Not all organic matter gets fully broken down. Some of it transforms into humus, a dark, stable material that gives rich soil its characteristic color and spongy texture. Humus forms through a process called humification, where microbial enzymes catalyze chemical reactions that link small organic fragments into larger, more resistant molecules. These molecules contain specific chemical structures, including acidic groups and ring-shaped carbon arrangements, that make them resistant to further decomposition. Humus can persist in soil for decades to centuries, slowly releasing nutrients and improving soil structure by helping it retain water and air.
Decomposition in Animals
Animal decomposition follows a more dramatic and predictable sequence than plant decay. When an animal dies, the process begins from the inside out. Bacteria already living in the intestines start digesting the gut wall itself, eventually breaking through into surrounding organs. The body’s own digestive enzymes, freed from their normal containment, spread through tissues and accelerate the process. Enzymes inside individual cells are also released as cells die, dissolving tissue from within.

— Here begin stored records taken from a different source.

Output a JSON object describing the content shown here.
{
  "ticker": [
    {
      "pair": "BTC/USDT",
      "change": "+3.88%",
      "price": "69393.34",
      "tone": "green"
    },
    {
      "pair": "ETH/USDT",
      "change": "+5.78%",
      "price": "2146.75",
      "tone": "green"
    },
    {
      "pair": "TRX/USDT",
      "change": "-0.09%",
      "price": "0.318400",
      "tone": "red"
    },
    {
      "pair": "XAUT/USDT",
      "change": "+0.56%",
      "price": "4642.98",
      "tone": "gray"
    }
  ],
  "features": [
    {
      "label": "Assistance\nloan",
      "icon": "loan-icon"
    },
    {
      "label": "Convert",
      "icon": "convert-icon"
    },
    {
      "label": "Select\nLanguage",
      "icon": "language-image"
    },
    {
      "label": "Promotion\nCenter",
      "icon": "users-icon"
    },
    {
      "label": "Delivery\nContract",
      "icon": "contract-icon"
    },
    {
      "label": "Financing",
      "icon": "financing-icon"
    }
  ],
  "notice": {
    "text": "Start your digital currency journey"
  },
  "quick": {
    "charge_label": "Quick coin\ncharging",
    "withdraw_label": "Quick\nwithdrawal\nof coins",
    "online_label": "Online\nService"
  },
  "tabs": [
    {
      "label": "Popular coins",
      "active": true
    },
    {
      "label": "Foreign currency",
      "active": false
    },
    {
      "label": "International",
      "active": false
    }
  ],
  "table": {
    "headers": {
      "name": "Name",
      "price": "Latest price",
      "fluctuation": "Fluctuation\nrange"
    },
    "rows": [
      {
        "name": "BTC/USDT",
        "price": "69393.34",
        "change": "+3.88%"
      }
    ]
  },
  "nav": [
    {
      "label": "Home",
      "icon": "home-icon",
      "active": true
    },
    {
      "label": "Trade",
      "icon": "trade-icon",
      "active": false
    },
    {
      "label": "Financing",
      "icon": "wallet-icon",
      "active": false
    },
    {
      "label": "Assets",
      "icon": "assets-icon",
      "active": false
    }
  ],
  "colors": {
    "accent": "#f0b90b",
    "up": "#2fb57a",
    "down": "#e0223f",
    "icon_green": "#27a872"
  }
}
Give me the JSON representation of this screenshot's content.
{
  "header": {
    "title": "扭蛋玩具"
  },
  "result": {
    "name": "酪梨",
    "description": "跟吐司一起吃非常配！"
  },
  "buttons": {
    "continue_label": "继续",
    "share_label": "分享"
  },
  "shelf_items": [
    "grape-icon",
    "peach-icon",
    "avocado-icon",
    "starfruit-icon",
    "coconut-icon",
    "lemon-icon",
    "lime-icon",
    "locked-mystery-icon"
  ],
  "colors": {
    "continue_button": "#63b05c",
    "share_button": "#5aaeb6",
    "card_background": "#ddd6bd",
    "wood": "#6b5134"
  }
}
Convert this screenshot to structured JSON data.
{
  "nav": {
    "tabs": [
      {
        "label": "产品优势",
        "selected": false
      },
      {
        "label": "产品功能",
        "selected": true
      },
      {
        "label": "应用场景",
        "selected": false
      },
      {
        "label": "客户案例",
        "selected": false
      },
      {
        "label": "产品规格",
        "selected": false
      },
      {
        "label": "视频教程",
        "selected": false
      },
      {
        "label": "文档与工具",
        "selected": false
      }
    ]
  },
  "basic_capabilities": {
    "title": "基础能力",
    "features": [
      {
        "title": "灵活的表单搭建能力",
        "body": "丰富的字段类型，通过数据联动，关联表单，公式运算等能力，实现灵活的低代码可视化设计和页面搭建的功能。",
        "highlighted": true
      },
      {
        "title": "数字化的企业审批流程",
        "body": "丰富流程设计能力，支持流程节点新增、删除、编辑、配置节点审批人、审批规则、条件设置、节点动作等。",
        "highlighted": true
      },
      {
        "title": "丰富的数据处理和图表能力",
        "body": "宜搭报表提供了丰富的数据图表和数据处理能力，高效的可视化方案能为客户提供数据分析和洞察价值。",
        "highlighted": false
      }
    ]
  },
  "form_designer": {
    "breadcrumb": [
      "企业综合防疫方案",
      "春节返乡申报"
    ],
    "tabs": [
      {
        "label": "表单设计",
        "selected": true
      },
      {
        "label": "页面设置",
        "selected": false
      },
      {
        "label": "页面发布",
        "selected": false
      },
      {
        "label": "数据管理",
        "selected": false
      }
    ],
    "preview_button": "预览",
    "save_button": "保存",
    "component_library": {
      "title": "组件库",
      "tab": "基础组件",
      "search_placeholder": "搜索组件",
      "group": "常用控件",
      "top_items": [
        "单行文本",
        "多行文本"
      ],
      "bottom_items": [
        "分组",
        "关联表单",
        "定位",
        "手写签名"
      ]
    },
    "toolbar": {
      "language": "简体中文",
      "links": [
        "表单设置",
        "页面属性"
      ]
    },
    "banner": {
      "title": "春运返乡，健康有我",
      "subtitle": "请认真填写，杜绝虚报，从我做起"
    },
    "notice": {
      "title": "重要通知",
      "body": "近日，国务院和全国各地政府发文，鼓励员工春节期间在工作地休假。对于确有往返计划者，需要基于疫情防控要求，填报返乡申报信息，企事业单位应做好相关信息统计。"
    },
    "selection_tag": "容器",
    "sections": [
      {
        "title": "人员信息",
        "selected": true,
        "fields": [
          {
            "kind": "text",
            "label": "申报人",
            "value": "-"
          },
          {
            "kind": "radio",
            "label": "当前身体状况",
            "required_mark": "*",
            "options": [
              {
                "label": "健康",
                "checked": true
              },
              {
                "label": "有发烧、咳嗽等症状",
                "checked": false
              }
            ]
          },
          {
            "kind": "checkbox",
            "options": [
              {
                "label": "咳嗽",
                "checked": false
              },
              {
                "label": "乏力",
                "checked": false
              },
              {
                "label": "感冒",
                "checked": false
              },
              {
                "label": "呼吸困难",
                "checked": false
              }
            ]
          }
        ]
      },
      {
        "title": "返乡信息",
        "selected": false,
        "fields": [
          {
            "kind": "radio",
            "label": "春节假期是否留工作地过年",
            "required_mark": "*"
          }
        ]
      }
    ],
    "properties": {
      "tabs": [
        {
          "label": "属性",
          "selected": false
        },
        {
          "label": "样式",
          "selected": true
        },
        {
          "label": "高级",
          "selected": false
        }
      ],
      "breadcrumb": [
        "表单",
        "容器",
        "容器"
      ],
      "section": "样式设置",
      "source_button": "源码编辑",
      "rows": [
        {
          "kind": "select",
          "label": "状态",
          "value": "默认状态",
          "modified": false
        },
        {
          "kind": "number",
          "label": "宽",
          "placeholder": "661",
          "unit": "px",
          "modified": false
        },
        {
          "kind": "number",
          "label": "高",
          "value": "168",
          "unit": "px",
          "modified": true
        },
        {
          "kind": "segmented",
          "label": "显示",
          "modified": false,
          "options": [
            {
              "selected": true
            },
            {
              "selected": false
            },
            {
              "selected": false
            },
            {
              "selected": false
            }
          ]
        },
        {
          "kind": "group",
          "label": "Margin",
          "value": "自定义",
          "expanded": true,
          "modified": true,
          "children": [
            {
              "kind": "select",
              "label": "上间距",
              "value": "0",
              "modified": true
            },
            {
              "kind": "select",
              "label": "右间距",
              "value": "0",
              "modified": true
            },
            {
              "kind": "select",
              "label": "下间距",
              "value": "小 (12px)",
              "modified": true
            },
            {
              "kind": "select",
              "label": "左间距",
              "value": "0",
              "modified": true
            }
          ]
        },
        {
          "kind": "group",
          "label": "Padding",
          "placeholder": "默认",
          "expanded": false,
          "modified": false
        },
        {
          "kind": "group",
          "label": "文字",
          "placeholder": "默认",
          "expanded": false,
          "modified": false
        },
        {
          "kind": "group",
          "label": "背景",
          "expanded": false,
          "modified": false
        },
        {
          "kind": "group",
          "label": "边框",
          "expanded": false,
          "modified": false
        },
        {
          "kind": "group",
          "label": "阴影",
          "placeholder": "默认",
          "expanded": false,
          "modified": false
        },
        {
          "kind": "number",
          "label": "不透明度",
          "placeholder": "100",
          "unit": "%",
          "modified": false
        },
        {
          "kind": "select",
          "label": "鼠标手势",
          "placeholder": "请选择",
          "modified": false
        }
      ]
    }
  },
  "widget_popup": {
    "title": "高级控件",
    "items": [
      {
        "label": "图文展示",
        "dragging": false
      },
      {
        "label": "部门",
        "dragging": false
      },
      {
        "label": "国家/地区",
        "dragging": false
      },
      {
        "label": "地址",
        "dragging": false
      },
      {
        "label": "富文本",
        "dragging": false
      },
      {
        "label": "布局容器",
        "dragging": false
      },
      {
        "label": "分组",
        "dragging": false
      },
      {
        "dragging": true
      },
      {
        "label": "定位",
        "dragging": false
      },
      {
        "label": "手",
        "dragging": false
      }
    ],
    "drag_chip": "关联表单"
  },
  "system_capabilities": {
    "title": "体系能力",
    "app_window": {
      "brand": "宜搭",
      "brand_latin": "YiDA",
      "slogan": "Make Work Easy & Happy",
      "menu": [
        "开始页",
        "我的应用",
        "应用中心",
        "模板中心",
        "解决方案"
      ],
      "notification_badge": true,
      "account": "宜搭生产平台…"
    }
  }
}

Within roughly 10 to 20 days in warm conditions, the body collapses from its bloated state into a flattened mass with a creamy consistency. Exposed surfaces turn black, and large volumes of fluid drain into the surrounding soil. Insects, particularly fly larvae, consume the bulk of the soft tissue, generating enough metabolic heat to noticeably raise the body’s temperature. For larger animals in temperate climates, complete skeletonization typically takes over a year. Research on human remains in outdoor Canadian environments found that no bodies were fully skeletonized in under twelve months, and the rate became highly unpredictable after the initial bloating phase due to variation in temperature, insect access, and moisture.
Why Decay Matters for Ecosystems
Without decomposition, every nutrient on Earth would eventually become trapped in dead tissue, and living systems would grind to a halt. Decay is the mechanism that closes the loop. Carbon that a tree absorbed from the atmosphere over decades gets returned to the air and soil when that tree falls. Nitrogen that an animal consumed through its diet gets cycled back into the soil when it dies, where plant roots can absorb it again.
This cycling also has practical implications for anyone who gardens, farms, or composts. Finished compost has a carbon-to-nitrogen ratio near 10:1, down from the starting ratio of 30:1, because so much carbon has been lost as CO₂ during the process. What remains is a concentrated, nutrient-dense material that functions much like natural humus, improving soil fertility and structure. Understanding decay, in other words, isn’t just academic. It’s the foundation of how soil stays productive and how ecosystems sustain themselves over time.